Al di là di ogni motivazione addotta, in fondo ci troviamo di fronte ad una persona che ha deciso di non averci più nella sua vita (non come partner almeno), che ha capito che il sentimento che c’era prima ora non c’è più, una persona che si è presa la responsabilità di scegliere, e di comunicarci la sua scelta, “accettando di perderci”. In fondo non c’è null’altro da sapere, ora sta a noi andare avanti.
Come affrontare dunque l’esperienza dell’ essere lasciati?
Evita di:
- porti più domande del necessario, ma non esimerti dal porre al partner quelle che davvero necessitano di una risposta.
- darti la colpa di ciò che è accaduto: no, non hai tutto questo potere di condizionare gli eventi, è l’altro che ha deciso.
- fare inferenze generali su di te a partire da questo evento: se inizi a pensare le più brutte cose di te e sul tuo valore, questo non ha più a che fare con l’essere stato lasciato, ma è piuttosto il segnale di un nodo personale che richiede di essere affrontato.
- monitorare i movimenti dell’ex, soprattutto attraverso i social network o lo “spionaggio” dell’ultimo accesso su WhatsApp: tutto ciò che hai bisogno di sapere è che ti ha lasciato.
Prova a:
- rispettare, accettandola come assolutamente fisiologica, la necessità di piangere in alcuni momenti: il pianto è funzionale ad un normale processo di elaborazione della perdita della relazione.
- dosare, alternandoli, i momenti di ritiro solitario nel proprio dolore e quelli di ricerca di sollievo, compagnia e svago: entrambi sono importanti.

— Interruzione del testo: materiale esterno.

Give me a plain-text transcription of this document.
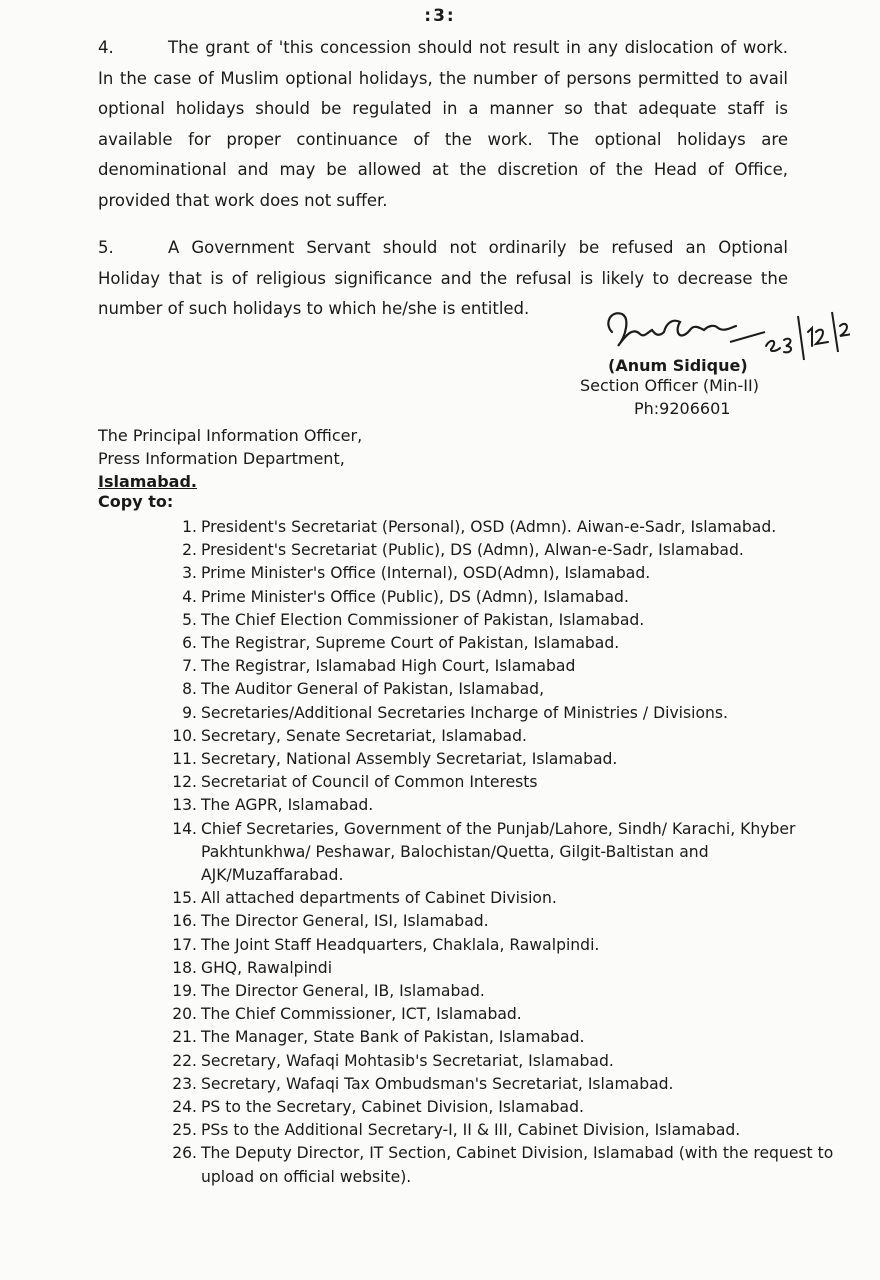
:3:
4.	The grant of 'this concession should not result in any dislocation of work. In the case of Muslim optional holidays, the number of persons permitted to avail optional holidays should be regulated in a manner so that adequate staff is available for proper continuance of the work. The optional holidays are denominational and may be allowed at the discretion of the Head of Office, provided that work does not suffer.
5.	A Government Servant should not ordinarily be refused an Optional Holiday that is of religious significance and the refusal is likely to decrease the number of such holidays to which he/she is entitled.
(Anum Sidique)
Section Officer (Min-II)
Ph:9206601
The Principal Information Officer,
Press Information Department,
Islamabad.
Copy to:
1. President's Secretariat (Personal), OSD (Admn). Aiwan-e-Sadr, Islamabad.
2. President's Secretariat (Public), DS (Admn), Alwan-e-Sadr, Islamabad.
3. Prime Minister's Office (Internal), OSD(Admn), Islamabad.
4. Prime Minister's Office (Public), DS (Admn), Islamabad.
5. The Chief Election Commissioner of Pakistan, Islamabad.
6. The Registrar, Supreme Court of Pakistan, Islamabad.
7. The Registrar, Islamabad High Court, Islamabad
8. The Auditor General of Pakistan, Islamabad,
9. Secretaries/Additional Secretaries Incharge of Ministries / Divisions.
10. Secretary, Senate Secretariat, Islamabad.
11. Secretary, National Assembly Secretariat, Islamabad.
12. Secretariat of Council of Common Interests
13. The AGPR, Islamabad.
14. Chief Secretaries, Government of the Punjab/Lahore, Sindh/ Karachi, Khyber Pakhtunkhwa/ Peshawar, Balochistan/Quetta, Gilgit-Baltistan and AJK/Muzaffarabad.
15. All attached departments of Cabinet Division.
16. The Director General, ISI, Islamabad.
17. The Joint Staff Headquarters, Chaklala, Rawalpindi.
18. GHQ, Rawalpindi
19. The Director General, IB, Islamabad.
20. The Chief Commissioner, ICT, Islamabad.
21. The Manager, State Bank of Pakistan, Islamabad.
22. Secretary, Wafaqi Mohtasib's Secretariat, Islamabad.
23. Secretary, Wafaqi Tax Ombudsman's Secretariat, Islamabad.
24. PS to the Secretary, Cabinet Division, Islamabad.
25. PSs to the Additional Secretary-I, II & III, Cabinet Division, Islamabad.
26. The Deputy Director, IT Section, Cabinet Division, Islamabad (with the request to upload on official website).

- mettere in dubbio che andasse tutto bene nel rapporto con l’ex: una retrospettiva critica può contribuire ad un più rapida accettazione. Spesso in questa retrospettiva si può individuare perlomeno uno sbilanciamento di investimento nella relazione,fra sé e l’altro.
- lasciar emergere, fra gli altri, anche il sentimento della rabbia: è normale che tu possa essere risentito verso l’ex per ciò che ti sta accadendo. Spesso è un passaggio importante per riuscire ad approdare alla percezione che “meriti chi ti merita”.
- valorizzare il tempo e le risorse liberate dalla fine della relazione: torna a frequentare i tuoi interessi, trovane di nuovi, esplora possibilità (lavorative, relazionali, di fare un viaggio, ecc). Osserva: ogni cosa che ti circonda può aprirti orizzonti.